What Effects Will California’s Earlier Primary Have on the 2020 Presidential Election?

California will now be using early voting, which means Democrats in the state will be able to participate in the presidential nomination process around the same time as Iowa caucus-goers.
Senator Kamala Harris speaks to reporters on December 4th, 2018, in Washington, D.C.

Though only modestly discussed in the national media, California’s primary election will figure heavily in the Democratic 2020 presidential nomination process. That’s because California, normally an afterthought in presidential nominations with its June primary, has moved its contest to March 3rd. This could have a number of large effects on the early stages of the “visible” primary that year.

Perhaps most consequential is that California will be using early voting, starting around four weeks prior to the contest. That means, according to University of North Carolina–Wilmington political scientist Josh Putnam‘s primaries calendar, California Democrats will be able to participate in the presidential nominating contest right around the same time Iowa caucus-goers can, and a week before New Hampshirites weigh in. South Carolina’s primary will be held only four days before California’s polls close.

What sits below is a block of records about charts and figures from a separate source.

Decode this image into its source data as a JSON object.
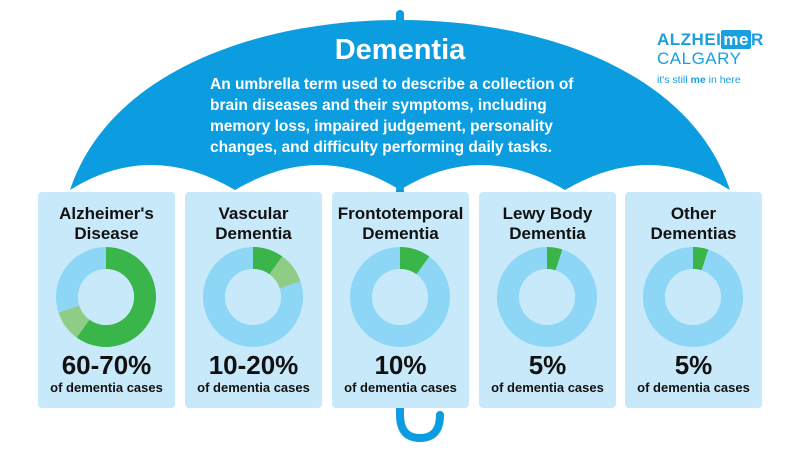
{
  "header": {
    "title": "Dementia",
    "description": [
      "An umbrella term used to describe a collection of",
      "brain diseases and their symptoms, including",
      "memory loss, impaired judgement, personality",
      "changes, and difficulty performing daily tasks."
    ]
  },
  "logo": {
    "line1a": "ALZHEI",
    "line1b": "me",
    "line1c": "R",
    "line2": "CALGARY",
    "tag_a": "it's still ",
    "tag_b": "me",
    "tag_c": " in here"
  },
  "colors": {
    "umbrella": "#0c9de0",
    "card": "#c8e9fa",
    "dark_green": "#3ab54a",
    "light_green": "#8fcc86",
    "light_blue": "#8dd6f6"
  },
  "chart_data": {
    "type": "pie",
    "style": "donut",
    "charts": [
      {
        "title": "Alzheimer's Disease",
        "label": "60-70%",
        "sublabel": "of dementia cases",
        "slices": [
          60,
          10,
          30
        ]
      },
      {
        "title": "Vascular Dementia",
        "label": "10-20%",
        "sublabel": "of dementia cases",
        "slices": [
          10,
          10,
          80
        ]
      },
      {
        "title": "Frontotemporal Dementia",
        "label": "10%",
        "sublabel": "of dementia cases",
        "slices": [
          10,
          0,
          90
        ]
      },
      {
        "title": "Lewy Body Dementia",
        "label": "5%",
        "sublabel": "of dementia cases",
        "slices": [
          5,
          0,
          95
        ]
      },
      {
        "title": "Other Dementias",
        "label": "5%",
        "sublabel": "of dementia cases",
        "slices": [
          5,
          0,
          95
        ]
      }
    ]
  },
  "cards": [
    {
      "name1": "Alzheimer's",
      "name2": "Disease"
    },
    {
      "name1": "Vascular",
      "name2": "Dementia"
    },
    {
      "name1": "Frontotemporal",
      "name2": "Dementia"
    },
    {
      "name1": "Lewy Body",
      "name2": "Dementia"
    },
    {
      "name1": "Other",
      "name2": "Dementias"
    }
  ]
}
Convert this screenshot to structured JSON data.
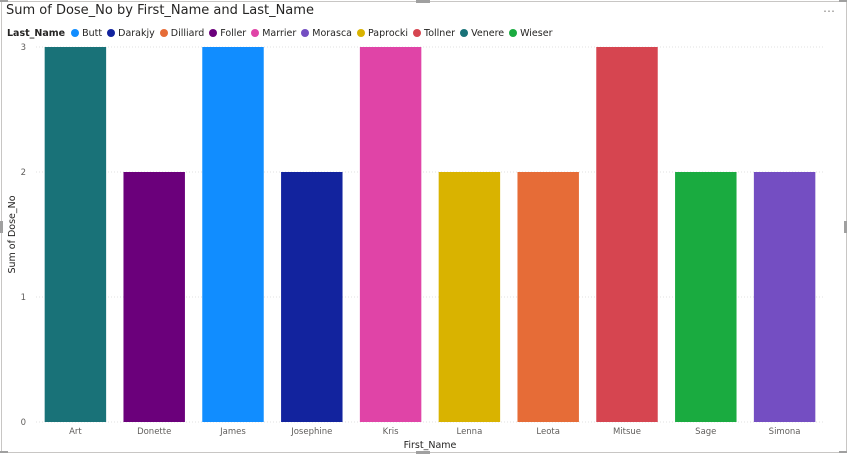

Chances are most or all of the presidential candidates will pay homage to Iowa and New Hampshire as the early taste-testers for the rest of the nation, and will thus campaign heavily in those early states. They’ll likely do a substantial amount of campaigning in the other early states of Nevada and South Carolina. But they now can’t afford to ignore California.

This is because California is huge. Roughly 11 percent of the Democratic National Convention’s 2020 convention delegates will be sent by California. Those delegates will be selected proportionally, meaning the narrow winner of a crowded primary field is not going to clean up in that state. But the candidate who fares well in that state will be well on his or her way to the delegates needed for the nomination.

What effects will California’s earlier primary have on the national election? There are several possible areas:

Money

Campaigning in California is extremely pricey. It’s a geographically vast state with some of the most expensive advertising markets in the country. And unlike New Hampshire and Iowa, it can’t be won on retail politicking; you just can’t shake hands with 8.5 million Democrats living along an 850-mile coastline. Candidates wishing to be competitive there will need to raise a lot of money very early. Doing unexpectedly well in Iowa won’t be enough to boost coffers for California, since early voting will have already begun there. This will favor candidates who already have a very strong nationwide organization well before February.

Ideology & Issues

It won’t surprise anyone to learn that California is quite liberal. Its active Democrats may be well to the left of those in Iowa and New Hampshire. They also likely care about a somewhat different set of issues than Democrats in more rural, whiter states do. Candidates campaigning in California will be pressed repeatedly on whether they support recreational marijuana legalization, whether they back California’s carbon emission and electric vehicle goals, how many women and people of color they’ll promise to hire into their cabinets or place on the Supreme Court, if they’ll support municipal safe havens for undocumented immigrants, and so forth. Taking stances that California Democrats want to hear can be extremely valuable for securing donations, volunteers, and votes there, but could potentially jeopardize such support in other states, and would almost certainly be used against them by Republicans should they win the nomination.

California Candidates

Of the vast number of candidates currently in the running for the Democratic nomination, two major ones are from the Golden State: Los Angeles Mayor Eric Garcetti and Senator Kamala Harris. There’s no guarantee that either of them will win the state’s primary, of course. But if they’re both still in the running a year from now that could set up a substantial northern-southern division in the primary field.

If only one of them remains in the race, that could complicate matters by possibly making the contest less relevant. Democratic candidates in 1992 largely blew off the Iowa Caucus since Iowa Senator Tom Harkin was running for president and was expected to dominate his home state’s contest (which he did). Bill Clinton only came in second in New Hampshire that year, but because the winner, Paul Tsongas, was from neighboring Massachusetts and enjoyed huge name recognition in the Granite State, many political observers discounted Tsongas’ win. If, say, Kamala Harris looked overwhelmingly likely to dominate the California primary, it’s unlikely that other candidates would ignore the contest—there are too many delegates at stake—but a win by her wouldn’t be seen as particularly special. It would be hard for her to beat expectations.

Political observers and reformers have been complaining about Iowa’s and New Hampshire’s dominance of the presidential nomination cycle for decades. California hasn’t exactly dethroned those states, but it’s substantially destabilized their dominance, and it will be a while until we know exactly what kind of effect that’s had and whom it’s benefited.